Unique (and delicious) is how I’d describe a special featured a few weekends ago, which highlighted homemade green chorizo inspired by the version served in the central Mexican city of Toluca. Here, Valenzuela combined the smoky crumbled sausage made with green chiles and pumpkin seeds with rajas con queso — a roasted poblano pepper dish made with Mexican panela cheese. The chorizo’s soft, smoky heat was balanced by a squirt of lime and a heap of crunchy cabbage and diced tomatoes.

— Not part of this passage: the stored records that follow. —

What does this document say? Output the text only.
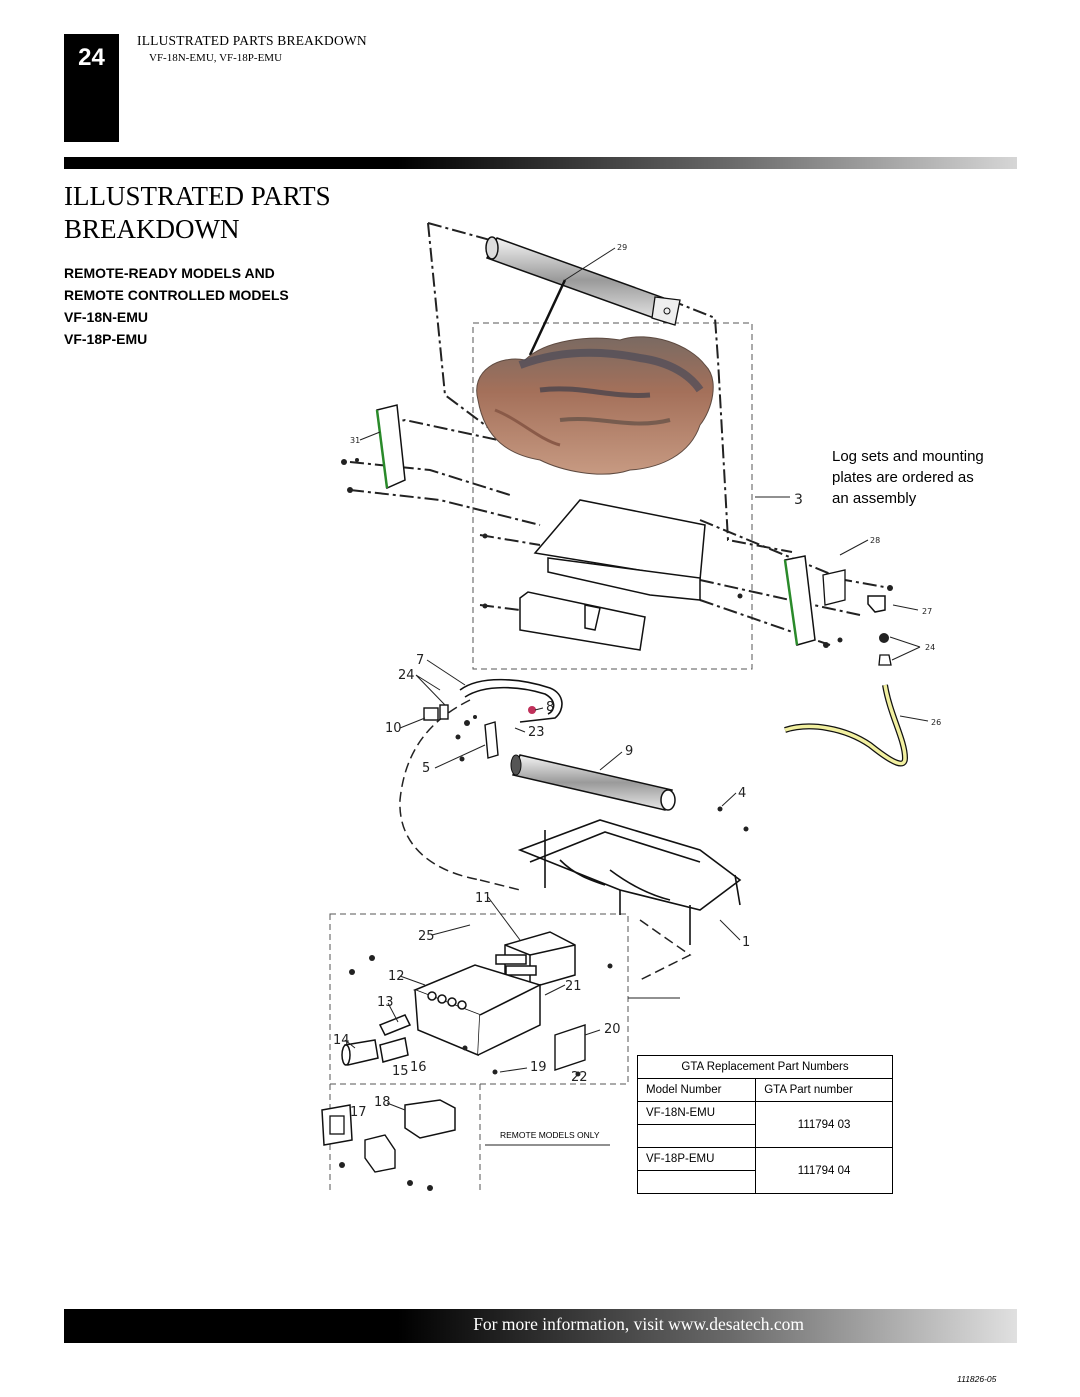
24
ILLUSTRATED PARTS BREAKDOWN
VF-18N-EMU, VF-18P-EMU
ILLUSTRATED PARTS BREAKDOWN
REMOTE-READY MODELS AND
REMOTE CONTROLLED MODELS
VF-18N-EMU
VF-18P-EMU
29
31
3
28
27
24
26
7
24
8
10	23
9
5
4
11
1
25
12
21
13
20
14
15 16	19
22
17
18
Log sets and mounting plates are ordered as an assembly
REMOTE MODELS ONLY
GTA Replacement Part Numbers	
Model Number	GTA Part number
VF-18N-EMU	111794 03

VF-18P-EMU	111794 04

For more information, visit www.desatech.com
111826-05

Often, the specials listed boast a fish or seafood component — whatever strikes Valenzuela’s fancy that day at the market. One week it might be seared wahoo topped with daikon radish, and another it could be crispy monkfish nuggets coupled with a charred tomato and serrano pepper sauce with garlic chips. And who can forget the time he served stingray, bathed in garlic butter?
“That was kind of unusual,” he laughed.
There was also a standout smoked swordfish taco. Valenzuela brined the fish in a dark ale and smoked it over pecan wood before shredding and tossing in a tomato, roasted garlic and chile morita sauce.

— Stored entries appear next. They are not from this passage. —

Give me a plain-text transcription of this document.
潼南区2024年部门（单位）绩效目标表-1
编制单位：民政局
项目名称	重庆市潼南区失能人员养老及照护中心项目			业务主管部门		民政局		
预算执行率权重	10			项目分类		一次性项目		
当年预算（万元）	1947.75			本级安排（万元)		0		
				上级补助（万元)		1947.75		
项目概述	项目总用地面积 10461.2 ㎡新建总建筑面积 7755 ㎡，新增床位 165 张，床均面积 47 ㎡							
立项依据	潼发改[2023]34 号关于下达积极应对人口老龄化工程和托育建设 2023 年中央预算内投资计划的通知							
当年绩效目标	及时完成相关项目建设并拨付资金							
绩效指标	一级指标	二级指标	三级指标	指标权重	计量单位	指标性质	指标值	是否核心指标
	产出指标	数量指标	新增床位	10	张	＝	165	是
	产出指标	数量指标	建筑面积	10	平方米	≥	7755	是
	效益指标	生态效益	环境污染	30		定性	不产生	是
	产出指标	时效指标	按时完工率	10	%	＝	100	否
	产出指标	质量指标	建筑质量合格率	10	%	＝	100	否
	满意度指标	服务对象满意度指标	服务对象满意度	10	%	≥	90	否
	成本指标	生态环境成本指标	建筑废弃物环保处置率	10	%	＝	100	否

One of the longer-running dishes at Rene’s Mexican Kitchen features a kind of play on surf and turf. Soft hunks of octopus are coupled with seared shrimp, roasted poblano peppers and garlic confit. The taco arrives topped with crispy-fried pork chicharron, which add a lovely contrast in texture while fresh pico de gallo provides a welcome acidic jolt.
The tacos, which range in price from $4 to $6, can be ordered on corn or flour tortillas (I’m partial to the corn) or turned into a burrito for a few extra bucks. Each order arrives accompanied by two salsas: a charred jalapeno and tomatillo sauce that packs a milder heat and a fiery bright orange version made with chile de arbol. (This one is a scorcher, so approach with caution.)

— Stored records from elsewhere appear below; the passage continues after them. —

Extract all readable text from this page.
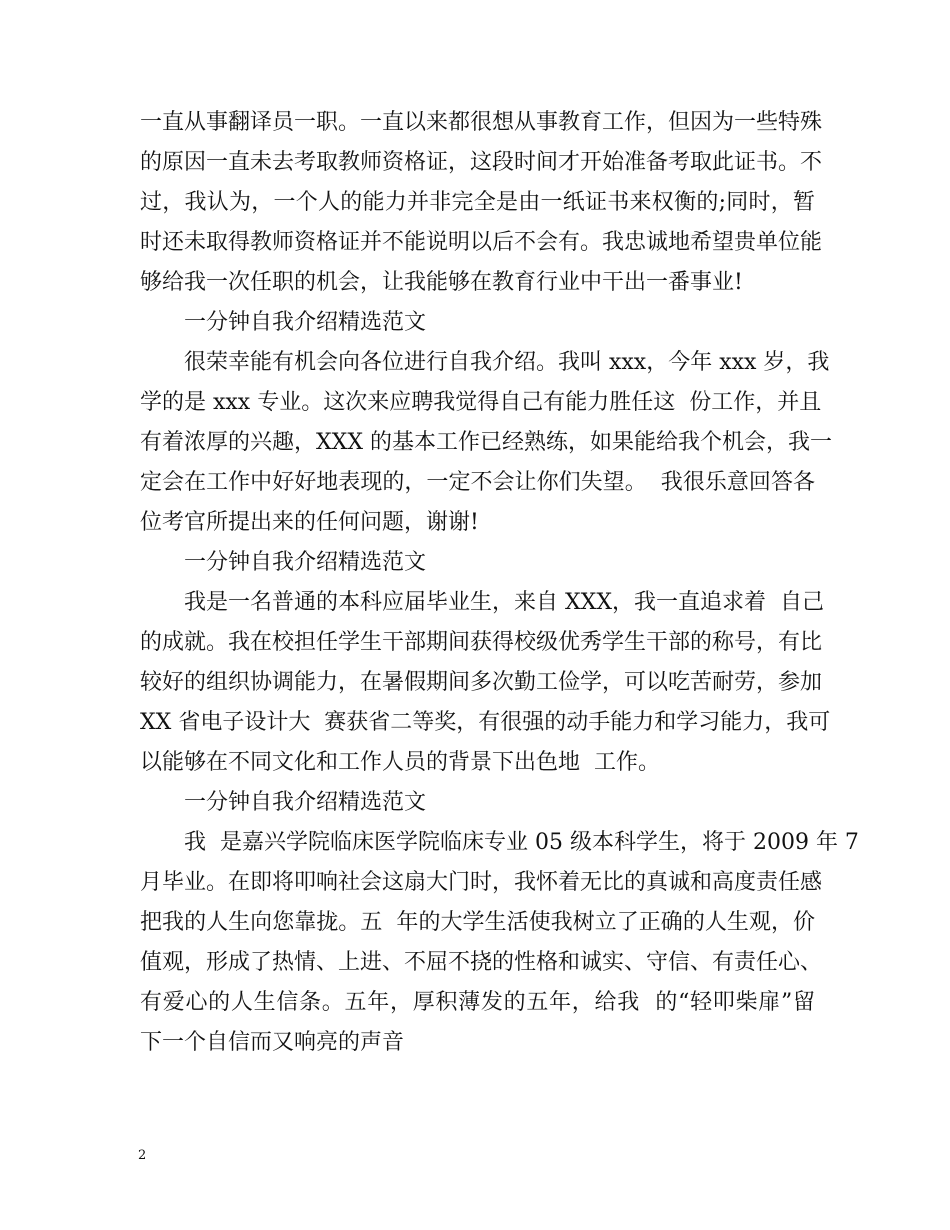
一直从事翻译员一职。一直以来都很想从事教育工作，但因为一些特殊
的原因一直未去考取教师资格证，这段时间才开始准备考取此证书。不
过，我认为，一个人的能力并非完全是由一纸证书来权衡的;同时，暂
时还未取得教师资格证并不能说明以后不会有。我忠诚地希望贵单位能
够给我一次任职的机会，让我能够在教育行业中干出一番事业!
一分钟自我介绍精选范文
很荣幸能有机会向各位进行自我介绍。我叫 xxx，今年 xxx 岁，我
学的是 xxx 专业。这次来应聘我觉得自己有能力胜任这  份工作，并且
有着浓厚的兴趣，XXX 的基本工作已经熟练，如果能给我个机会，我一
定会在工作中好好地表现的，一定不会让你们失望。  我很乐意回答各
位考官所提出来的任何问题，谢谢!
一分钟自我介绍精选范文
我是一名普通的本科应届毕业生，来自 XXX，我一直追求着  自己
的成就。我在校担任学生干部期间获得校级优秀学生干部的称号，有比
较好的组织协调能力，在暑假期间多次勤工俭学，可以吃苦耐劳，参加
XX 省电子设计大  赛获省二等奖，有很强的动手能力和学习能力，我可
以能够在不同文化和工作人员的背景下出色地  工作。
一分钟自我介绍精选范文
我  是嘉兴学院临床医学院临床专业 05 级本科学生，将于 2009 年 7
月毕业。在即将叩响社会这扇大门时，我怀着无比的真诚和高度责任感
把我的人生向您靠拢。五  年的大学生活使我树立了正确的人生观，价
值观，形成了热情、上进、不屈不挠的性格和诚实、守信、有责任心、
有爱心的人生信条。五年，厚积薄发的五年，给我  的“轻叩柴扉”留
下一个自信而又响亮的声音
2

After building a solid following, Valenzuela said he’s close to having enough momentum to finally expand. He has rented out the building on the lot behind him and is hoping to add more seating in the coming months. For now, there are two wooden picnic tables outside the truck — enough for a handful of folks — but most diners take their tacos to-go, or to Southern Brewing & Winemaking across the street.
Whatever you do, make sure you pick up a pineapple kiwi or strawberry agua fresca for the road. Served in pint containers (and ice, if you ask for it), they’re the perfect, refreshing accompaniment to a hot car ride home.
Valenzuela said not a day goes by that he isn’t reminded of how lucky he was to survive the accident. These days, while he’s cooking his heart out inside his tiny truck and hustling to expand his business, he tries to remember the lessons he took from that incident.
“Life just told me — hey, life is not waiting,” he said. “I’ve got to do my own thing. I’ve got to bring it all out.”
If you go
Where: 4414 N Nebraska Ave., Tampa. 813-500-2510. renesmexicankitchen.com.
Hours: 11 a.m. to 10 p.m. Wednesday through Sunday
Prices: Tacos, $4 to $6; burritos, $8 to $9
Don’t skip: green chorizo taco, smoked swordfish taco, agua frescas
Need to know: Seating is limited outside the truck, so plan on taking your tacos to-go, or grab a seat and a beer at Southern Brewing & Winemaking across the street.